On pourrait dire que ce chien n’a pas eu de chance. Le 7 octobre 2009, au retour d’une promenade, Chalom échappe au contrôle de la dame qui le promène. Il sort de la voiture et court derrière trois petites filles qu’il renverse et griffe par jeu. Rien de grave.
Le 19 mai 2010, au sortir d’une opération et encore endolori, il mord à un bras l’épouse de son propriétaire lorsque celle-ci veut le porter. Le 25 septembre 2010, Chalom réagit en mordant le sous-locataire du propriétaire à un bras lorsque celui-ci le caresse à la tête alors qu’il mange. Pas rancunier, le sous-locataire continue à promener et à soutenir Chalom encore aujourd’hui. Enfin, le 6 juillet 2012, le chien mord cette fois-ci sérieusement une autre sous-locataire alors qu’elle veut lui donner à manger et qu’elle se penche tout près de lui, à hauteur de sa gueule pour le caresser. Elle est hospitalisée, soignée pour des blessures au visage et à un bras, et dépose une plainte.
Entre ces divers incidents ou accidents, le propriétaire a entrepris avec succès des cours pour mieux contrôler son chien et s’est conformé aux mesures ordonnées. Des expertises ont été effectuées par divers spécialistes. Elles ont, grosso modo, toutes abouti à la conclusion que ce chien n’est pas dangereux, qu’il est même sociable et bien brave, mais qu’il ne faut pas le toucher quand il est en train de manger.
Le 10 juillet 2012, le vétérinaire cantonal vaudois a ordonné le séquestre de l’animal, qui est depuis au refuge de la SPA à Sainte-Catherine, où il a un comportement exemplaire.

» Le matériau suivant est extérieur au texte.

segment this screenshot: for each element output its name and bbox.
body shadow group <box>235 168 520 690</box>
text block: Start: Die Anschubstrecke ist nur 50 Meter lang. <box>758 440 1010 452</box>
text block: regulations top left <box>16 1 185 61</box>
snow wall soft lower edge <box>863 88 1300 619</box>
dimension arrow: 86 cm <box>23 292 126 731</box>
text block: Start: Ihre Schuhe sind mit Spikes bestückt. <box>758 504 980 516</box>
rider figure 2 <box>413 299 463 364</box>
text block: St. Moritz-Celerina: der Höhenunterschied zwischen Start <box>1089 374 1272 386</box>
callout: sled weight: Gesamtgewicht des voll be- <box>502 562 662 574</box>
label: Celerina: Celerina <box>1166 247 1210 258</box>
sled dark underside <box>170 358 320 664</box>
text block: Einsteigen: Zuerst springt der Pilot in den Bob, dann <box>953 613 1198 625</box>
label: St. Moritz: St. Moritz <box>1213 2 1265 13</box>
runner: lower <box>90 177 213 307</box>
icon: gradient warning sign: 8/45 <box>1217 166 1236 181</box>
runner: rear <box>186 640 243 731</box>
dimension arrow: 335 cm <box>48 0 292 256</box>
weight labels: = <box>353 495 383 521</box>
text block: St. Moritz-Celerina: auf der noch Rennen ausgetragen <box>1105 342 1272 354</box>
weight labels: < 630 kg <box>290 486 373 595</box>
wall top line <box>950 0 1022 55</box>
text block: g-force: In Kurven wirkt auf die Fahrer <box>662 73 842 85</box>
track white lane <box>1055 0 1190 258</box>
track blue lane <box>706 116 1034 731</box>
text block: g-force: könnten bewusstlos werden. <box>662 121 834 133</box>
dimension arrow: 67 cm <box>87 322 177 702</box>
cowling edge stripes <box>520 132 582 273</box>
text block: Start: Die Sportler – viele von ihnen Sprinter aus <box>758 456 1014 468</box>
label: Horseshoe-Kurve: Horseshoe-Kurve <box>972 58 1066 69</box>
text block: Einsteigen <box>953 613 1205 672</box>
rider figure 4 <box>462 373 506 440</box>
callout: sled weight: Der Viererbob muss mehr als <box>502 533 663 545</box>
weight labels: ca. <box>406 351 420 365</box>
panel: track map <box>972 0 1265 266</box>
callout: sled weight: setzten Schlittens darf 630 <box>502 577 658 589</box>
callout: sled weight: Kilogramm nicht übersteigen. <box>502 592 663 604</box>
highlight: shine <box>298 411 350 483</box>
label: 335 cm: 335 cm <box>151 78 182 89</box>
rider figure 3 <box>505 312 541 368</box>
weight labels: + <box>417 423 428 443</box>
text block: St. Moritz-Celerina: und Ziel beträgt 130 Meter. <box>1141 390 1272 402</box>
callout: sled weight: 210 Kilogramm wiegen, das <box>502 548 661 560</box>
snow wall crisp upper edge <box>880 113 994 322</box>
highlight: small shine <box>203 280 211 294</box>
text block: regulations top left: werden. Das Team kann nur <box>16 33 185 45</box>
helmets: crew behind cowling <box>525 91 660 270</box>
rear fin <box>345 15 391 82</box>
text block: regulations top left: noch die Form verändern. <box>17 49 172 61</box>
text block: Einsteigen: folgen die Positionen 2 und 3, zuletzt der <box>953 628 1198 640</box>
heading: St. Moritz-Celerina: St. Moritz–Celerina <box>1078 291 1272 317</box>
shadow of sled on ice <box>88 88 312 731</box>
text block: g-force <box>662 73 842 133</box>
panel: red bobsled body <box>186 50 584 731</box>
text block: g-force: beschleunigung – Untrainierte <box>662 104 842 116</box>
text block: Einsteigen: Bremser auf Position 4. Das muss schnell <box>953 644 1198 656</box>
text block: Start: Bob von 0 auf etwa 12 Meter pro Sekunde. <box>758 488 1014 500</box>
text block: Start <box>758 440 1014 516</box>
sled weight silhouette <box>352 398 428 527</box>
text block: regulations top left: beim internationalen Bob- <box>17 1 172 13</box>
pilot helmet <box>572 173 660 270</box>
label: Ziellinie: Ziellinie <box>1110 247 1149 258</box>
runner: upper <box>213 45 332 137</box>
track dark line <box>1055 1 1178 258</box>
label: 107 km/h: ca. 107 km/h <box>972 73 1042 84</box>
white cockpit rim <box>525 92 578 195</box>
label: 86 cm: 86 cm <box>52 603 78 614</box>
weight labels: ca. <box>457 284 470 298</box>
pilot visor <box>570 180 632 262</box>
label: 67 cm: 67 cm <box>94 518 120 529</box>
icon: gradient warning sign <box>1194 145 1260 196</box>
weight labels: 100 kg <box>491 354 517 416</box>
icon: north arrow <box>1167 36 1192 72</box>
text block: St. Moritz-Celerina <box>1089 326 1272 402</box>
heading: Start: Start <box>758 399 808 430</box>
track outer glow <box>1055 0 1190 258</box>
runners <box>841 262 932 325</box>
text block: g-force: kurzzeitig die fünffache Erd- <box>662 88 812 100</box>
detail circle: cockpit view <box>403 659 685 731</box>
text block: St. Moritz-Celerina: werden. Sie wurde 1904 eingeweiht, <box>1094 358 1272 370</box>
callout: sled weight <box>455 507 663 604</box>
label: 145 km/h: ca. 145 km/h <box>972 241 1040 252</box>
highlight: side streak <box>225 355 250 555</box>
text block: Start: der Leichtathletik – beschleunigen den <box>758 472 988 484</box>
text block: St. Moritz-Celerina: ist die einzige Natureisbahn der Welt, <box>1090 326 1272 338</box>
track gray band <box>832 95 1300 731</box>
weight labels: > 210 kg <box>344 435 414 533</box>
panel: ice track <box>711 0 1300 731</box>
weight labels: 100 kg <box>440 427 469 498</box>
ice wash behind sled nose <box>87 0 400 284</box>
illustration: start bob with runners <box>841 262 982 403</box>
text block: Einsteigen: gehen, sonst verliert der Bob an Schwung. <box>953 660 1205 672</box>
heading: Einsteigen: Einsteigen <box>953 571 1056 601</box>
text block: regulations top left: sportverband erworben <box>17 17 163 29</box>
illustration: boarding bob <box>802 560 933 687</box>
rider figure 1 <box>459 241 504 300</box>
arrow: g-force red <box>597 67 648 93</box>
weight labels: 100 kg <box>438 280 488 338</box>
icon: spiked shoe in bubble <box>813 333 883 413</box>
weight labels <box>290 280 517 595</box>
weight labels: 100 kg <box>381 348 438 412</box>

Le 19 juillet 2012, sur la base du rapport d’une vétérinaire qualifiant le chien de dangereux, le vétérinaire cantonal dicte le séquestre définitif et l’euthanasie de Chalom, «l’intégrité physique d’êtres humains et, de façon générale, la sécurité publique l’emportant sur toute autre considération.» Le Département de la sécurité et de l’environnement confirme l’euthanasie le 28 mars 2013.
Une famille veut l’adopter
Le propriétaire, par l’intermédiaire de Me Alix de Courten, avocate à Lausanne, a recouru, estimant notamment, sur la base d’une expertise détaillée du chien par une vétérinaire comportementaliste, que d’autres solutions sont possibles. Par exemple le port d’une muselière ou le replacement chez des personnes aptes à l’accueillir.
Et justement: le propriétaire a trouvé une famille pour Chalom, des Zurichois spécialistes de cette race de chiens, heureux de l’adopter et prêts à respecter les mesures qui leur seraient imposées pour garantir la sécurité du public, en particulier l’isolement du chien lorsqu’il mange. Mais la dernière décision tombée est celle de la Cour de droit administratif et public du Tribunal cantonal vaudois. Elle confirme que Chalom doit être euthanasié.
L’avocate du propriétaire – qui est malvoyant à la suite d’un accident – va faire recours au Tribunal fédéral avec les arguments suivants: «Alors même que la loi prévoit des alternatives à l’euthanasie, qui doit rester la solution ultime, et que ces alternatives sont proposées dans ce cas, les autorités choisissent d’euthanasier un chien, contre l’avis de deux spécialistes, en se fondant sur des éléments subjectifs. Soit il n’y a pas d’alternatives à l’euthanasie et le législateur prévoit une loi stricte, soit la justice tient compte de la loi existante et des alternatives concrètes, sans faire un semblant de procès pendant qu’un chien demeure en «détention» depuis deux ans.»
L’avocate espère «que les juges fédéraux appliqueront la loi, ce qui permettra à la vie et à la justice de l’emporter.»